Now I don’t know about you, but there is literally nothing better than a melty, gooey, yet crispy chocolate pudding. This is a foolproof recipe and I have now made it 4 times since last week since everyone has loved it so much. This really does work if you do it to the letter and don’t overcook it. Otherwise it’ll turn into a dry spongy pudding and that’s not what we want now is it! Also, aside from timing, the key is to make sure the ramekins are prepared properly, or they won’t come out of the ramekin properly.
The recipe comes from Gordon Ramsay, and if it’s okay for him, then it’s okay for us! I used standard size ramekins but they can be made in a cupcake pan or bigger/smaller ramekins and pudding dishes. The original recipe yielded 8-9 of them but I didn’t feel it necessary to make so much. Now let’s crack on shall we?!
Ingredients (makes 4 fondants):
- 25g melted butter , for brushing
- cocoa powder , for dusting
- 100g good-quality dark chocolate , chopped into small pieces
- 100g butter , in small pieces
- 100g golden caster sugar
- 2 eggs and 2 yolks
- 100g plain flour
- First get your moulds ready. This is absolutely key! Using upward strokes, heavily brush the melted butter all over the inside of the pudding mould. Place the mould in the fridge for roughly 5 minutes. Brush more melted butter over the chilled butter, then add a good spoonful of cocoa powder into the mould. Tip the mould so the powder completely coats the butter. Tap any excess cocoa back into the jar, then repeat with each ramekin.
- Place a bowl over a pan of barely simmering water, then slowly melt the chocolate and butter together. Remove bowl from the heat and stir until smooth. Leave to cool for about 10 mins.
- In a separate bowl whisk the eggs and yolks together with the sugar until thick and pale and the whisk leaves a trail; use an electric whisk if you want. Sift the flour into the eggs, then beat together.
- Pour the melted chocolate into the egg mixture in thirds, beating well between each addition, until all the chocolate is added and the mixture is completely combined to a loose cake batter.
- Evenly divide between the moulds and chill it for 20 minutes in the fridge before using.

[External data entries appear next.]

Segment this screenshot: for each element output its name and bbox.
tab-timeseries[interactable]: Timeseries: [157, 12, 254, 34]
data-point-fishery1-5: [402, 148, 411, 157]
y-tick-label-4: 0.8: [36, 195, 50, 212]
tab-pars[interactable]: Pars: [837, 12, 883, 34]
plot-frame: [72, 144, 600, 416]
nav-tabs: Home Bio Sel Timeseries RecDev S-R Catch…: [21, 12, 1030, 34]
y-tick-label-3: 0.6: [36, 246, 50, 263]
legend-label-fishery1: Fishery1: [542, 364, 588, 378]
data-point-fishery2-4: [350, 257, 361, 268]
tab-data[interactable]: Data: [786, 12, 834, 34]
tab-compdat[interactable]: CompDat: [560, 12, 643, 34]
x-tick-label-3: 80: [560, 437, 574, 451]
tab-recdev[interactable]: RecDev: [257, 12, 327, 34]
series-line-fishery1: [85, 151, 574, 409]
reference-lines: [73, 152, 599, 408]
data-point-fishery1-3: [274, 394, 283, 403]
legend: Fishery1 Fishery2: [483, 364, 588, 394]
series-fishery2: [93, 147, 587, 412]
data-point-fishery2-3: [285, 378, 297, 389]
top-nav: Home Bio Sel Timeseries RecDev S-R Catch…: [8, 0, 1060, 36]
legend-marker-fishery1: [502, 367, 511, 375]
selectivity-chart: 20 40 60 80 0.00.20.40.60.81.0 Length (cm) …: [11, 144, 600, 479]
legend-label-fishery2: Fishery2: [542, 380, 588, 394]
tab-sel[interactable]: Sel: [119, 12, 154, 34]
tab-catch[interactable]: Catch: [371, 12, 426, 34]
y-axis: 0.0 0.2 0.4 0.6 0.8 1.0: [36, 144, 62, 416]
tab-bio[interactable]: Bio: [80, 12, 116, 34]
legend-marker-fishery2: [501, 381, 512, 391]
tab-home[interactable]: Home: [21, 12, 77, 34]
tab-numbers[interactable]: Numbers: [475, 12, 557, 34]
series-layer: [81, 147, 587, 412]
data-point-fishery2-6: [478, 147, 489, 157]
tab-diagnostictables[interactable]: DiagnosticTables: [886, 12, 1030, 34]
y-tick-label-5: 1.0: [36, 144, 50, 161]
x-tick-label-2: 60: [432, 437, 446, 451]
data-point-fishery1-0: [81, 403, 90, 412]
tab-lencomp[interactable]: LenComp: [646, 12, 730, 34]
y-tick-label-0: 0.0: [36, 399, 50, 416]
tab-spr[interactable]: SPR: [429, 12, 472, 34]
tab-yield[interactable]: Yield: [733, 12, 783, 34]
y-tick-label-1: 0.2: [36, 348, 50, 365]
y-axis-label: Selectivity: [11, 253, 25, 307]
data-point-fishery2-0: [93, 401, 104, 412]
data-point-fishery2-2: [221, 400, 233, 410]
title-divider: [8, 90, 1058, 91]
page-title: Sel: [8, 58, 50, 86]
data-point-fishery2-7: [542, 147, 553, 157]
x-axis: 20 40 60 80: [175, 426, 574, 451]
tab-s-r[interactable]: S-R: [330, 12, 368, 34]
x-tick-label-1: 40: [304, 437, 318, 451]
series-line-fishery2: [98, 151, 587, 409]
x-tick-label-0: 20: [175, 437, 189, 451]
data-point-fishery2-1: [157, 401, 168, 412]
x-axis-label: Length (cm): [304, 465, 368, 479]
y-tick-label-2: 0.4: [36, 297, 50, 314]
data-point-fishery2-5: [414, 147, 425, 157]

- Heat oven to 200C/fan 180C/gas 6. Place the fondants on a baking tray, then cook for 10-15 mins until the tops have formed a crust and they are starting to come away from the sides of their moulds.
- Remove from the oven, then leave to sit for 1 min before turning out.
- Loosen the fondants by moving the tops very gently so they come away from the sides, easing them out of the moulds. Tip each fondant slightly onto your hand so you know it has come away, then tip back into the mould ready to plate up.
- Sit a fondant in the middle of each plate; serve with some creme fraîche/vanilla ice cream and strawberries.
- Carefully place the ice cream on top of the fondant, then serve immediately.